Nesse estágio, os danos deixam de ser apenas metabólicos ou neurológicos e avançam para uma falência sistêmica. Coração, pulmões e rins entram em colapso progressivo, consequência direta da acidose metabólica severa e da sobrecarga tóxica. É nesse momento que o risco de morte se torna elevado e, mesmo com tratamento, as chances de reversão caem drasticamente.
Por que o metanol engana o corpo
A confusão entre etanol e metanol acontece porque ambos são álcoois de cadeia curta e disputam a mesma enzima no fígado.
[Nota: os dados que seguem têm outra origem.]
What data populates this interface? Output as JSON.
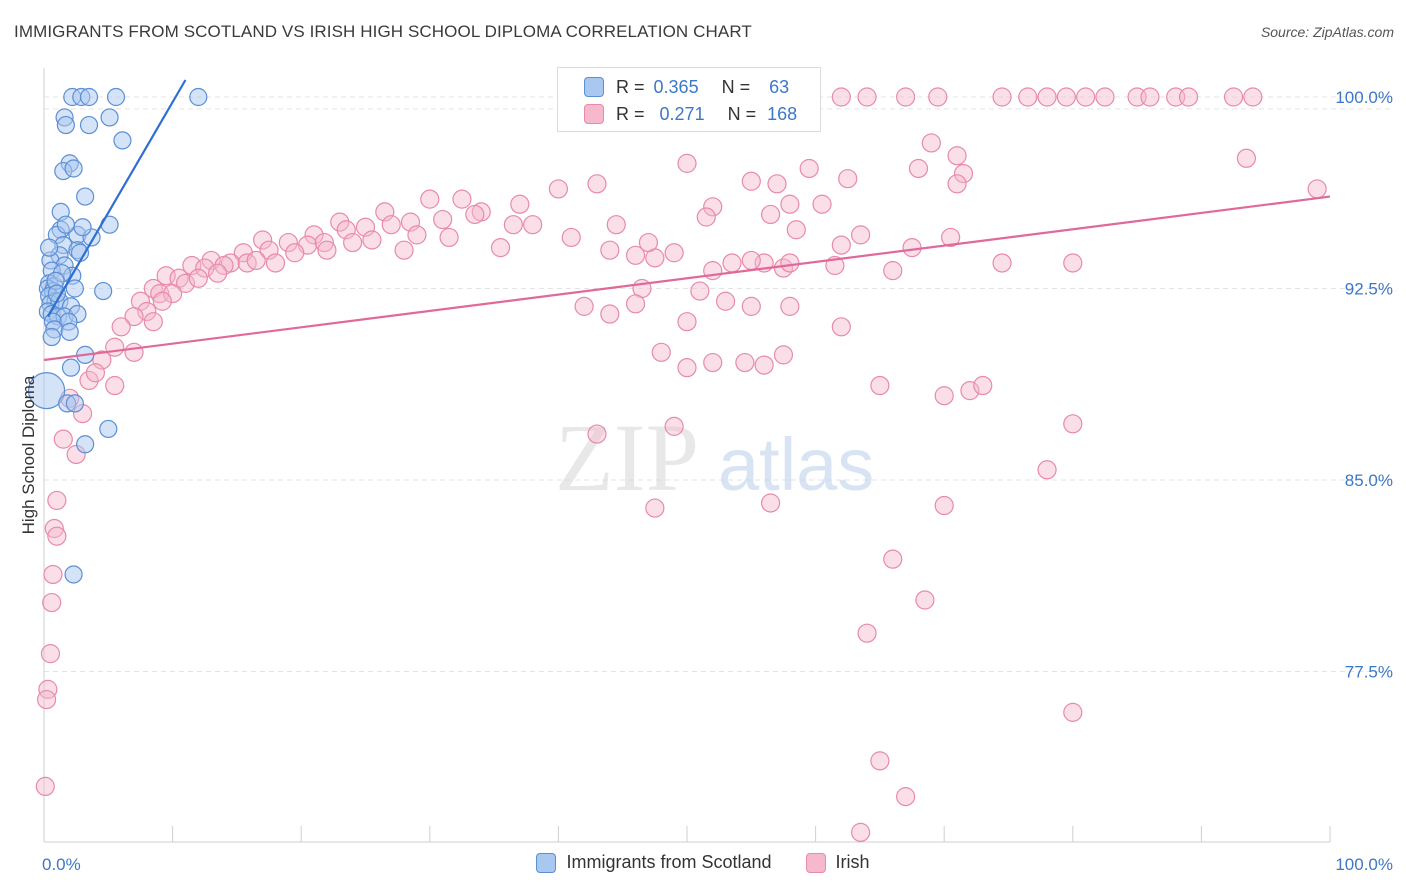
{
  "title": "IMMIGRANTS FROM SCOTLAND VS IRISH HIGH SCHOOL DIPLOMA CORRELATION CHART",
  "source": "Source: ZipAtlas.com",
  "watermark": {
    "zip": "ZIP",
    "atlas": "atlas"
  },
  "colors": {
    "blue_fill": "#a9c8f0",
    "blue_stroke": "#5b8fd6",
    "blue_line": "#2f6fd1",
    "pink_fill": "#f5b8cc",
    "pink_stroke": "#e88aa8",
    "pink_line": "#e0699a",
    "axis_label": "#3c78c8",
    "grid": "#e3e3e3"
  },
  "stats_box": {
    "rows": [
      {
        "series": "Immigrants from Scotland",
        "r_label": "R =",
        "r_value": "0.365",
        "n_label": "N =",
        "n_value": "63"
      },
      {
        "series": "Irish",
        "r_label": "R =",
        "r_value": "0.271",
        "n_label": "N =",
        "n_value": "168"
      }
    ]
  },
  "legend": [
    {
      "label": "Immigrants from Scotland"
    },
    {
      "label": "Irish"
    }
  ],
  "chart_data": {
    "type": "scatter",
    "title": "IMMIGRANTS FROM SCOTLAND VS IRISH HIGH SCHOOL DIPLOMA CORRELATION CHART",
    "xlabel": "",
    "ylabel": "High School Diploma",
    "xlim": [
      0,
      100
    ],
    "ylim": [
      71.0,
      101.5
    ],
    "x_tick_labels": [
      {
        "value": 0,
        "label": "0.0%"
      },
      {
        "value": 100,
        "label": "100.0%"
      }
    ],
    "y_tick_labels": [
      {
        "value": 100.0,
        "label": "100.0%"
      },
      {
        "value": 92.5,
        "label": "92.5%"
      },
      {
        "value": 85.0,
        "label": "85.0%"
      },
      {
        "value": 77.5,
        "label": "77.5%"
      }
    ],
    "grid": true,
    "legend_position": "bottom",
    "series": [
      {
        "name": "Immigrants from Scotland",
        "color": "blue",
        "R": 0.365,
        "N": 63,
        "trend": {
          "x": [
            0.3,
            11.0
          ],
          "y": [
            91.4,
            100.0
          ]
        },
        "points": [
          [
            2.2,
            100.0
          ],
          [
            2.9,
            100.0
          ],
          [
            3.5,
            100.0
          ],
          [
            5.6,
            100.0
          ],
          [
            12.0,
            100.0
          ],
          [
            1.6,
            99.2
          ],
          [
            3.5,
            98.9
          ],
          [
            5.1,
            99.2
          ],
          [
            1.7,
            98.9
          ],
          [
            6.1,
            98.3
          ],
          [
            2.0,
            97.4
          ],
          [
            1.5,
            97.1
          ],
          [
            2.3,
            97.2
          ],
          [
            3.2,
            96.1
          ],
          [
            1.3,
            95.5
          ],
          [
            5.1,
            95.0
          ],
          [
            1.3,
            94.8
          ],
          [
            1.0,
            94.6
          ],
          [
            2.6,
            94.6
          ],
          [
            3.7,
            94.5
          ],
          [
            1.5,
            94.2
          ],
          [
            2.6,
            94.0
          ],
          [
            1.2,
            93.8
          ],
          [
            0.5,
            93.6
          ],
          [
            1.6,
            93.4
          ],
          [
            0.6,
            93.2
          ],
          [
            2.2,
            93.0
          ],
          [
            0.4,
            92.7
          ],
          [
            0.8,
            92.6
          ],
          [
            0.3,
            92.5
          ],
          [
            0.7,
            92.4
          ],
          [
            2.4,
            92.5
          ],
          [
            4.6,
            92.4
          ],
          [
            0.4,
            92.2
          ],
          [
            0.9,
            92.0
          ],
          [
            0.5,
            91.9
          ],
          [
            1.2,
            92.0
          ],
          [
            2.1,
            91.8
          ],
          [
            0.3,
            91.6
          ],
          [
            0.6,
            91.5
          ],
          [
            1.1,
            91.4
          ],
          [
            1.6,
            91.4
          ],
          [
            2.6,
            91.5
          ],
          [
            0.7,
            91.2
          ],
          [
            1.9,
            91.2
          ],
          [
            0.8,
            90.9
          ],
          [
            2.0,
            90.8
          ],
          [
            0.6,
            90.6
          ],
          [
            3.2,
            89.9
          ],
          [
            2.1,
            89.4
          ],
          [
            0.2,
            88.5
          ],
          [
            1.8,
            88.0
          ],
          [
            2.4,
            88.0
          ],
          [
            5.0,
            87.0
          ],
          [
            3.2,
            86.4
          ],
          [
            2.3,
            81.3
          ],
          [
            1.4,
            93.1
          ],
          [
            0.9,
            92.8
          ],
          [
            1.0,
            92.3
          ],
          [
            3.0,
            94.9
          ],
          [
            1.7,
            95.0
          ],
          [
            0.4,
            94.1
          ],
          [
            2.8,
            93.9
          ]
        ]
      },
      {
        "name": "Irish",
        "color": "pink",
        "R": 0.271,
        "N": 168,
        "trend": {
          "x": [
            0.0,
            100.0
          ],
          "y": [
            89.7,
            96.1
          ]
        },
        "points": [
          [
            59.5,
            100.0
          ],
          [
            62.0,
            100.0
          ],
          [
            64.0,
            100.0
          ],
          [
            67.0,
            100.0
          ],
          [
            69.5,
            100.0
          ],
          [
            74.5,
            100.0
          ],
          [
            76.5,
            100.0
          ],
          [
            78.0,
            100.0
          ],
          [
            79.5,
            100.0
          ],
          [
            81.0,
            100.0
          ],
          [
            82.5,
            100.0
          ],
          [
            85.0,
            100.0
          ],
          [
            86.0,
            100.0
          ],
          [
            88.0,
            100.0
          ],
          [
            89.0,
            100.0
          ],
          [
            92.5,
            100.0
          ],
          [
            94.0,
            100.0
          ],
          [
            69.0,
            98.2
          ],
          [
            71.0,
            97.7
          ],
          [
            68.0,
            97.2
          ],
          [
            71.5,
            97.0
          ],
          [
            93.5,
            97.6
          ],
          [
            50.0,
            97.4
          ],
          [
            59.5,
            97.2
          ],
          [
            71.0,
            96.6
          ],
          [
            40.0,
            96.4
          ],
          [
            55.0,
            96.7
          ],
          [
            57.0,
            96.6
          ],
          [
            43.0,
            96.6
          ],
          [
            30.0,
            96.0
          ],
          [
            32.5,
            96.0
          ],
          [
            37.0,
            95.8
          ],
          [
            52.0,
            95.7
          ],
          [
            56.5,
            95.4
          ],
          [
            58.0,
            95.8
          ],
          [
            99.0,
            96.4
          ],
          [
            34.0,
            95.5
          ],
          [
            36.5,
            95.0
          ],
          [
            38.0,
            95.0
          ],
          [
            26.5,
            95.5
          ],
          [
            28.5,
            95.1
          ],
          [
            31.0,
            95.2
          ],
          [
            33.5,
            95.4
          ],
          [
            23.0,
            95.1
          ],
          [
            25.0,
            94.9
          ],
          [
            27.0,
            95.0
          ],
          [
            29.0,
            94.6
          ],
          [
            31.5,
            94.5
          ],
          [
            21.0,
            94.6
          ],
          [
            23.5,
            94.8
          ],
          [
            25.5,
            94.4
          ],
          [
            17.0,
            94.4
          ],
          [
            19.0,
            94.3
          ],
          [
            20.5,
            94.2
          ],
          [
            21.8,
            94.3
          ],
          [
            15.5,
            93.9
          ],
          [
            17.5,
            94.0
          ],
          [
            19.5,
            93.9
          ],
          [
            22.0,
            94.0
          ],
          [
            24.0,
            94.3
          ],
          [
            13.0,
            93.6
          ],
          [
            14.5,
            93.5
          ],
          [
            15.8,
            93.5
          ],
          [
            16.5,
            93.6
          ],
          [
            18.0,
            93.5
          ],
          [
            11.5,
            93.4
          ],
          [
            12.5,
            93.3
          ],
          [
            14.0,
            93.4
          ],
          [
            9.5,
            93.0
          ],
          [
            10.5,
            92.9
          ],
          [
            11.0,
            92.7
          ],
          [
            12.0,
            92.9
          ],
          [
            13.5,
            93.1
          ],
          [
            8.5,
            92.5
          ],
          [
            9.0,
            92.3
          ],
          [
            10.0,
            92.3
          ],
          [
            7.5,
            92.0
          ],
          [
            8.0,
            91.6
          ],
          [
            9.2,
            92.0
          ],
          [
            7.0,
            91.4
          ],
          [
            6.0,
            91.0
          ],
          [
            8.5,
            91.2
          ],
          [
            5.5,
            90.2
          ],
          [
            4.5,
            89.7
          ],
          [
            7.0,
            90.0
          ],
          [
            3.5,
            88.9
          ],
          [
            4.0,
            89.2
          ],
          [
            5.5,
            88.7
          ],
          [
            2.0,
            88.2
          ],
          [
            3.0,
            87.6
          ],
          [
            1.5,
            86.6
          ],
          [
            2.5,
            86.0
          ],
          [
            1.0,
            84.2
          ],
          [
            0.8,
            83.1
          ],
          [
            1.0,
            82.8
          ],
          [
            0.7,
            81.3
          ],
          [
            0.6,
            80.2
          ],
          [
            0.5,
            78.2
          ],
          [
            0.3,
            76.8
          ],
          [
            0.2,
            76.4
          ],
          [
            0.1,
            73.0
          ],
          [
            56.0,
            93.5
          ],
          [
            57.5,
            93.3
          ],
          [
            58.0,
            93.5
          ],
          [
            62.0,
            94.2
          ],
          [
            66.0,
            93.2
          ],
          [
            67.5,
            94.1
          ],
          [
            70.5,
            94.5
          ],
          [
            74.5,
            93.5
          ],
          [
            80.0,
            93.5
          ],
          [
            44.0,
            94.0
          ],
          [
            46.0,
            93.8
          ],
          [
            47.5,
            93.7
          ],
          [
            49.0,
            93.9
          ],
          [
            52.0,
            93.2
          ],
          [
            53.5,
            93.5
          ],
          [
            55.0,
            93.6
          ],
          [
            46.5,
            92.5
          ],
          [
            51.0,
            92.4
          ],
          [
            53.0,
            92.0
          ],
          [
            42.0,
            91.8
          ],
          [
            44.0,
            91.5
          ],
          [
            46.0,
            91.9
          ],
          [
            50.0,
            91.2
          ],
          [
            55.0,
            91.8
          ],
          [
            58.0,
            91.8
          ],
          [
            62.0,
            91.0
          ],
          [
            48.0,
            90.0
          ],
          [
            50.0,
            89.4
          ],
          [
            52.0,
            89.6
          ],
          [
            54.5,
            89.6
          ],
          [
            56.0,
            89.5
          ],
          [
            57.5,
            89.9
          ],
          [
            65.0,
            88.7
          ],
          [
            70.0,
            88.3
          ],
          [
            72.0,
            88.5
          ],
          [
            73.0,
            88.7
          ],
          [
            80.0,
            87.2
          ],
          [
            43.0,
            86.8
          ],
          [
            49.0,
            87.1
          ],
          [
            78.0,
            85.4
          ],
          [
            47.5,
            83.9
          ],
          [
            56.5,
            84.1
          ],
          [
            70.0,
            84.0
          ],
          [
            66.0,
            81.9
          ],
          [
            68.5,
            80.3
          ],
          [
            64.0,
            79.0
          ],
          [
            80.0,
            75.9
          ],
          [
            65.0,
            74.0
          ],
          [
            67.0,
            72.6
          ],
          [
            63.5,
            71.2
          ],
          [
            62.5,
            96.8
          ],
          [
            60.5,
            95.8
          ],
          [
            63.5,
            94.6
          ],
          [
            28.0,
            94.0
          ],
          [
            35.5,
            94.1
          ],
          [
            41.0,
            94.5
          ],
          [
            44.5,
            95.0
          ],
          [
            47.0,
            94.3
          ],
          [
            51.5,
            95.3
          ],
          [
            58.5,
            94.8
          ],
          [
            61.5,
            93.4
          ]
        ]
      }
    ]
  }
}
O organismo “não distingue” entre eles na primeira etapa do metabolismo. A diferença é que o etanol gera acetaldeído, que depois vira ácido acético (um composto processável pelo corpo), enquanto o metanol gera ácido fórmico — muito mais tóxico.
“Esses casos mostram que o fígado não é só um filtro, ele é também uma biofábrica. Normalmente, ele nos protege. Mas, no caso do metanol, ele fabrica o próprio veneno”, resume Indianara Brandão.
Os especialistas alertam que cada hora conta. Quanto mais cedo for iniciado o tratamento, maiores as chances de reverter os danos neurológicos e visuais. Passadas 48 horas sem intervenção, as possibilidades de recuperar a visão diminuem drasticamente.
O tratamento para intoxicação por metanol inclui o uso de antídotos como o fomepizol — que bloqueia a enzima que inicia a metabolização tóxica — ou o próprio etanol, que compete pela mesma via enzimática. Em casos graves, é necessária a hemodiálise para remover rapidamente o metanol e seus metabólitos.